Tarcísio de Freitas e Jair Bolsonaro | Foto: (Photo by EVARISTO SA / AFP)(Photo credit should read EVARISTO SA/AFP via Getty Images)

Os ministros do Tribunal de Contas da União (TCU) decidiram que a Secretaria Especial de Comunicação (Secom) fez promoção pessoal do presidente Jair Bolsonaro nas redes sociais. O acórdão foi aprovado por unanimidade e advertiu o órgão a parar com publicações do gênero. Caso descumpra, a Secom poderá ser multada.

A publicação foi feita em 1º de setembro do ano passado no Twitter. A Secom publicou uma foto de Bolsonaro abaixo de um anúncio sobre a prorrogação do auxílio emergencial. Depois, foi postada uma foto do presidente com a mão sobre o peito, em declaração de respeito de “Deus, pátria e família”. Houve, ainda, uma terceira, em que o Bolsonaro aparece em posição de igualdade com o povo. Além disso, quatro publicações exaltaram o ministro Tarcísio Freitas.

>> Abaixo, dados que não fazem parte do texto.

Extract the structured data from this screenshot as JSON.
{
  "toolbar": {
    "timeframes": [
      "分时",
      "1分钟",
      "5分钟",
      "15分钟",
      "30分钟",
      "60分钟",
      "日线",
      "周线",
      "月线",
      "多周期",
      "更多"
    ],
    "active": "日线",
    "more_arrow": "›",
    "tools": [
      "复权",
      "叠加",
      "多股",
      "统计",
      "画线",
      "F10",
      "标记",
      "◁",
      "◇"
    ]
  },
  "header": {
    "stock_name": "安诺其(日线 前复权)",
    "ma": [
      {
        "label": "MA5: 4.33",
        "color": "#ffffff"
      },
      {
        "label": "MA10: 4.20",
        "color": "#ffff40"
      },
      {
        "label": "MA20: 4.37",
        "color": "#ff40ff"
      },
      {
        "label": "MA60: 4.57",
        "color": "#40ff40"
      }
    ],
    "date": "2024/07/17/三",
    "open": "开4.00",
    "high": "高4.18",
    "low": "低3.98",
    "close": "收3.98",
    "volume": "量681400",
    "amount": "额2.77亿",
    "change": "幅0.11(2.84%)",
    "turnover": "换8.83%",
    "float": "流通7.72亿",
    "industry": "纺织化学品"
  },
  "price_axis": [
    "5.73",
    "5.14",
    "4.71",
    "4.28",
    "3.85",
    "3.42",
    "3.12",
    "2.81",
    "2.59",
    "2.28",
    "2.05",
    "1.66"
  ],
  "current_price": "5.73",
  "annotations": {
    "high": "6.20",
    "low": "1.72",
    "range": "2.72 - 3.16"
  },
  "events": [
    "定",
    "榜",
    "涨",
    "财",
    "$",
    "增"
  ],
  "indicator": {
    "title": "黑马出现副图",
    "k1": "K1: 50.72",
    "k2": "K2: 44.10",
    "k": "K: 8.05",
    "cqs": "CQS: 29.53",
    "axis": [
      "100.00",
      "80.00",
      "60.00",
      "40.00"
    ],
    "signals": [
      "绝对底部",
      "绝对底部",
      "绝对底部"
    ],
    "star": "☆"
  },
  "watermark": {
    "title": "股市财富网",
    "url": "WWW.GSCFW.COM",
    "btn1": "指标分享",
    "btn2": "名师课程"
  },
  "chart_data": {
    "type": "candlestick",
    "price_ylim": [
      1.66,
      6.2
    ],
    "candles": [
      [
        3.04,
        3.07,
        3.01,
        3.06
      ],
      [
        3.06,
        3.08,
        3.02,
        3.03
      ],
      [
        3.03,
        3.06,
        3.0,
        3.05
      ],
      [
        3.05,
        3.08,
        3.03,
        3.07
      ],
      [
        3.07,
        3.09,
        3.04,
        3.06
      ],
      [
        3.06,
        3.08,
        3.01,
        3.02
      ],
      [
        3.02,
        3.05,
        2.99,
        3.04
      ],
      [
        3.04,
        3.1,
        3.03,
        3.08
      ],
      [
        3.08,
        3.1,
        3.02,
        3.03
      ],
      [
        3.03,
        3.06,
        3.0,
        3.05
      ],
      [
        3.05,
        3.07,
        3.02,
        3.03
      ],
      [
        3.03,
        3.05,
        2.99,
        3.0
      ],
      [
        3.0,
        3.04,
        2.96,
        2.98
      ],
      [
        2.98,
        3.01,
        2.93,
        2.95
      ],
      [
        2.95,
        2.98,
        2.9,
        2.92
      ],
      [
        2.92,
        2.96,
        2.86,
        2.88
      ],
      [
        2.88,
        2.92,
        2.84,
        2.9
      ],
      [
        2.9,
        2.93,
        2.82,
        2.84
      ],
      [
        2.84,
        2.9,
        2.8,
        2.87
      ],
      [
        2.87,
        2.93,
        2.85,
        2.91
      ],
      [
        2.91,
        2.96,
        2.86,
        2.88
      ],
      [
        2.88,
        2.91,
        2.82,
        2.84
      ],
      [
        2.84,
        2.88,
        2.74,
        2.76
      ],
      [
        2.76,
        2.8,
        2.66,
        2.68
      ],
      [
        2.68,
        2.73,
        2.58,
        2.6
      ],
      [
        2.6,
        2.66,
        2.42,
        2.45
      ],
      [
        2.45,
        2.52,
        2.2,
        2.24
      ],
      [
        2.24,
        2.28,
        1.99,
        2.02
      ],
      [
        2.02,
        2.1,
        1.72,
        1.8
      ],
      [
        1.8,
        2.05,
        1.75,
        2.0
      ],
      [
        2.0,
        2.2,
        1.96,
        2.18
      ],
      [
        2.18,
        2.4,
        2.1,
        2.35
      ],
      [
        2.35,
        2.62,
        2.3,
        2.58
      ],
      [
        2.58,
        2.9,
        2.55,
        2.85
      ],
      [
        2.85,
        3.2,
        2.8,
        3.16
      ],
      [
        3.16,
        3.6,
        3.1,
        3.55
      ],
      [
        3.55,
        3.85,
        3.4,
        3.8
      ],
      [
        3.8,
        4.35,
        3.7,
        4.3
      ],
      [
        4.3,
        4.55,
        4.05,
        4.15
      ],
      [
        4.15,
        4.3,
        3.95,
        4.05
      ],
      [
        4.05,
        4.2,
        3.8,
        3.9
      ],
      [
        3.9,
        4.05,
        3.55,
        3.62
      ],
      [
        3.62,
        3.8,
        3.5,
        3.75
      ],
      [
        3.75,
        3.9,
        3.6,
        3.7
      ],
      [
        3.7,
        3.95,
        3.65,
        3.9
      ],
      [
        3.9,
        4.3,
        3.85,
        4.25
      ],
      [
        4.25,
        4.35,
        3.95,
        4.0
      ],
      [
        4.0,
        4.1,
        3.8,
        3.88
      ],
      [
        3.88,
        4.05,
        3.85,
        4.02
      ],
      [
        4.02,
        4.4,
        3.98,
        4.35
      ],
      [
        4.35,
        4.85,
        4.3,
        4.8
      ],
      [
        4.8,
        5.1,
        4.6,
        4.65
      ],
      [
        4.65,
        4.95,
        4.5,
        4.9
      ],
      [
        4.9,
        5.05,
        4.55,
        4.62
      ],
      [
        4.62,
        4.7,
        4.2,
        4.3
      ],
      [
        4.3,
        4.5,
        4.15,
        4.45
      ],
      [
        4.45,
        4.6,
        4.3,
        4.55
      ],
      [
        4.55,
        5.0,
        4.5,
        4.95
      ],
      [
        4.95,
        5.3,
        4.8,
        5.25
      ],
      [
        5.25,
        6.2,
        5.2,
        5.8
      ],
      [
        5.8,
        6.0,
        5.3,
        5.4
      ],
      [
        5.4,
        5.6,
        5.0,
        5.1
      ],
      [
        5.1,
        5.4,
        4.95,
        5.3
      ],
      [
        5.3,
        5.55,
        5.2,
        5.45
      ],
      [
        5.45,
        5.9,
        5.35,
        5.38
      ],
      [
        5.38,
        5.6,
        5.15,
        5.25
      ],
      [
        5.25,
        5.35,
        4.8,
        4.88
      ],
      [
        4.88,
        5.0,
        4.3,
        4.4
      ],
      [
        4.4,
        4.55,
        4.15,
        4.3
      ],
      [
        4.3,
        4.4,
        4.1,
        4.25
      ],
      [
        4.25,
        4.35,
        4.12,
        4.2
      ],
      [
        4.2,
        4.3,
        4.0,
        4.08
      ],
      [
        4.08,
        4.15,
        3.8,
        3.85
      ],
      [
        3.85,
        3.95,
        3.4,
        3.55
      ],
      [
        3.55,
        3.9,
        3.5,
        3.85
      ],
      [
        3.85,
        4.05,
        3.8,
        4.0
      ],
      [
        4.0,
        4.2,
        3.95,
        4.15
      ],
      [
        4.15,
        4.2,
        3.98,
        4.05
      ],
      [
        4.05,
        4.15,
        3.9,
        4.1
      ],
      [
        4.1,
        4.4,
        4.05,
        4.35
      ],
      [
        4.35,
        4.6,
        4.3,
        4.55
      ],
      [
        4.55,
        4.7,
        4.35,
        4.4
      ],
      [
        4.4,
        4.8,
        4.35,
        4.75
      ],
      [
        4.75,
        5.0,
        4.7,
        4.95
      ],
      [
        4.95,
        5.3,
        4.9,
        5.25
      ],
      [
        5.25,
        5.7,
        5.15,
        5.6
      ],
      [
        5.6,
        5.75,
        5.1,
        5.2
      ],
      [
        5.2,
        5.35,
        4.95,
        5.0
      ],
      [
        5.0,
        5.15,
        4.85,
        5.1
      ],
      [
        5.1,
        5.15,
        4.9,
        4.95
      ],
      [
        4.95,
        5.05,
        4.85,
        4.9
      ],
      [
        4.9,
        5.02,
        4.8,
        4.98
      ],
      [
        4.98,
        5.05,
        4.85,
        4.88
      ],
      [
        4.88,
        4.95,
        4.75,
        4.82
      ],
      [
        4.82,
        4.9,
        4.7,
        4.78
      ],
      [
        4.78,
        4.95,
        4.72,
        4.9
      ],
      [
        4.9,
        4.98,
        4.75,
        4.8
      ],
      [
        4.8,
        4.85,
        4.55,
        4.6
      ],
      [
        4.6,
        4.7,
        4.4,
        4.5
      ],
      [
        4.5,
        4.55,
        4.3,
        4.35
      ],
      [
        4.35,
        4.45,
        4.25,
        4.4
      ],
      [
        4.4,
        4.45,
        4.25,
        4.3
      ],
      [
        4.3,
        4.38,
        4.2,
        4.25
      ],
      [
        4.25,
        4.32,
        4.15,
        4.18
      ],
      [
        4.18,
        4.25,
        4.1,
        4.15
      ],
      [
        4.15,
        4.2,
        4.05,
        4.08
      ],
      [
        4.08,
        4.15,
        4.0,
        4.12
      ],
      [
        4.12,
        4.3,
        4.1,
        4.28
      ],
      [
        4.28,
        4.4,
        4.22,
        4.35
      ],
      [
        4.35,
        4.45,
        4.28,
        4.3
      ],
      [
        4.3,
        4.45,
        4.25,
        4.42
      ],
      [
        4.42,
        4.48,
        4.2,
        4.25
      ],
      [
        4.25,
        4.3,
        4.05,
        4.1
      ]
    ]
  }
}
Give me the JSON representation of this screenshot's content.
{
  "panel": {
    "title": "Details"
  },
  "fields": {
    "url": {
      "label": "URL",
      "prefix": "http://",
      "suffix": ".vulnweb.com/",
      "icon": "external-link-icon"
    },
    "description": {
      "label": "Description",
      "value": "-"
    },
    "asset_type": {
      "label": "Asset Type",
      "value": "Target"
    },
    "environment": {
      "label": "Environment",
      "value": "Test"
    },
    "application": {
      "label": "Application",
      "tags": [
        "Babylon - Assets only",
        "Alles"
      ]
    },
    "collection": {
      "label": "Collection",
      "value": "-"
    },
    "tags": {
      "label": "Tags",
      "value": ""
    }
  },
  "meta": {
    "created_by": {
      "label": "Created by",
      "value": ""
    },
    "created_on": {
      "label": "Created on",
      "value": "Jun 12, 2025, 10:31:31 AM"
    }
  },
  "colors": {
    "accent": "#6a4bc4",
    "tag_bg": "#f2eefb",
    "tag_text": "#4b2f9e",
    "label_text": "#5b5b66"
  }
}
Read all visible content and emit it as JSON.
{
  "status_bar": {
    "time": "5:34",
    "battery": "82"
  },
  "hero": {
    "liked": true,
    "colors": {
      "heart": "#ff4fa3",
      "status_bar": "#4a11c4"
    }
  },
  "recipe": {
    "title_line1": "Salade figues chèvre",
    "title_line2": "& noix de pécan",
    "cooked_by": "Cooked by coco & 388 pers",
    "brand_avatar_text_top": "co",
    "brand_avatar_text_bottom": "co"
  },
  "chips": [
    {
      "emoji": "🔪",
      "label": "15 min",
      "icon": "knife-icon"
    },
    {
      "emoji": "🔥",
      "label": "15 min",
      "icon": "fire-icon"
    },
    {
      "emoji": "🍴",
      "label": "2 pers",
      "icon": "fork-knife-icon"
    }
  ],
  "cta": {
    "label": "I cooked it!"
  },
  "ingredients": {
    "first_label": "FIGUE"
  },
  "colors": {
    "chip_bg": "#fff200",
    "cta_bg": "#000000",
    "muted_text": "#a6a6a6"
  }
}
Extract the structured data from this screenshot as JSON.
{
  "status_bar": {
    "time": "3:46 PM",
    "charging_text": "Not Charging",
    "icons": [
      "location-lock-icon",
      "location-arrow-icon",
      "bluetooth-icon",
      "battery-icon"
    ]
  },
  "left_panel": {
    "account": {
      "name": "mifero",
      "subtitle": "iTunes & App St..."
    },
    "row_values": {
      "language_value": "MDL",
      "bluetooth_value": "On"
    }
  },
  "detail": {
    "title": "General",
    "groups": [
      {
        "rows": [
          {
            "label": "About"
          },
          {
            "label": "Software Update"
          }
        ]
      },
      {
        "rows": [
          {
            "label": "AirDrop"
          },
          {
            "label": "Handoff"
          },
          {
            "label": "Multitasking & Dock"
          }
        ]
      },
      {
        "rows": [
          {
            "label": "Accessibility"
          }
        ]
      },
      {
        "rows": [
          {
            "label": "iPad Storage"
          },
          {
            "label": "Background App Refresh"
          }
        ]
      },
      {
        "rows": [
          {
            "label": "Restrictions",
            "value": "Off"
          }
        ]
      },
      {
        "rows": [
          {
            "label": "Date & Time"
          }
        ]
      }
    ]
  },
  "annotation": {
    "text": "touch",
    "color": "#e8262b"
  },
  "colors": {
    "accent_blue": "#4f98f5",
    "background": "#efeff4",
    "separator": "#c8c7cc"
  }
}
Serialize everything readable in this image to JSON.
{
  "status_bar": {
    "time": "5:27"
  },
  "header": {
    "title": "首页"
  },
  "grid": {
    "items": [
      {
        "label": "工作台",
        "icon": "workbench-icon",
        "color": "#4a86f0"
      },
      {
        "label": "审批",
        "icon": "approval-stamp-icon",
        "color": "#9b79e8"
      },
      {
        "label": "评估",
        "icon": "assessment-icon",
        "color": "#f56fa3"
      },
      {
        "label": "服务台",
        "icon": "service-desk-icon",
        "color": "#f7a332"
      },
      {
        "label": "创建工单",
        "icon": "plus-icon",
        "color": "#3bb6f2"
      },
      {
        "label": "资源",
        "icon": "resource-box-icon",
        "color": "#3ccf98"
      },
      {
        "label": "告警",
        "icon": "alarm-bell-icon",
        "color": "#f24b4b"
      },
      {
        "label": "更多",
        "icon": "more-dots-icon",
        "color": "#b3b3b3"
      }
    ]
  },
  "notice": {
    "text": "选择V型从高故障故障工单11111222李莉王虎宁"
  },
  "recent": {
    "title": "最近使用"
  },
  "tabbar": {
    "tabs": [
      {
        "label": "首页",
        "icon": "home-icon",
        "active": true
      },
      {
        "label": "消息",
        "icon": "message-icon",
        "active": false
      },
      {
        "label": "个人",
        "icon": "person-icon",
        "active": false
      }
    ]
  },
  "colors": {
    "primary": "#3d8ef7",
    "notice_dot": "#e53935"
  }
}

O processo foi aberto em dezembro por conta de uma representação protocolada pelo Ministério Público junto ao TCU. A área técnica do tribunal verificou que houve promoção pessoal dos agentes, o que é expressamente proibido pela Constituição Federal em seu artigo 37. Segundo os ministros, as publicações ferem o princípio da impessoalidade.

A decisão foi considerada uma advertência. Se a Secom seguir com as práticas, os agentes públicos responsáveis poderão ser multados e processados.

Vale lembrar que a Lei de Improbidade Administrativa (Lei 8.429/92), em seu artigo 11, considera que atentar contra os princípios da administração pública, tal como o da impessoalidade, caracteriza ato de improbidade administrativa. Todos os agentes públicos, com exceção do presidente da república, são sujeitos às aplicações das penas previstas na lei.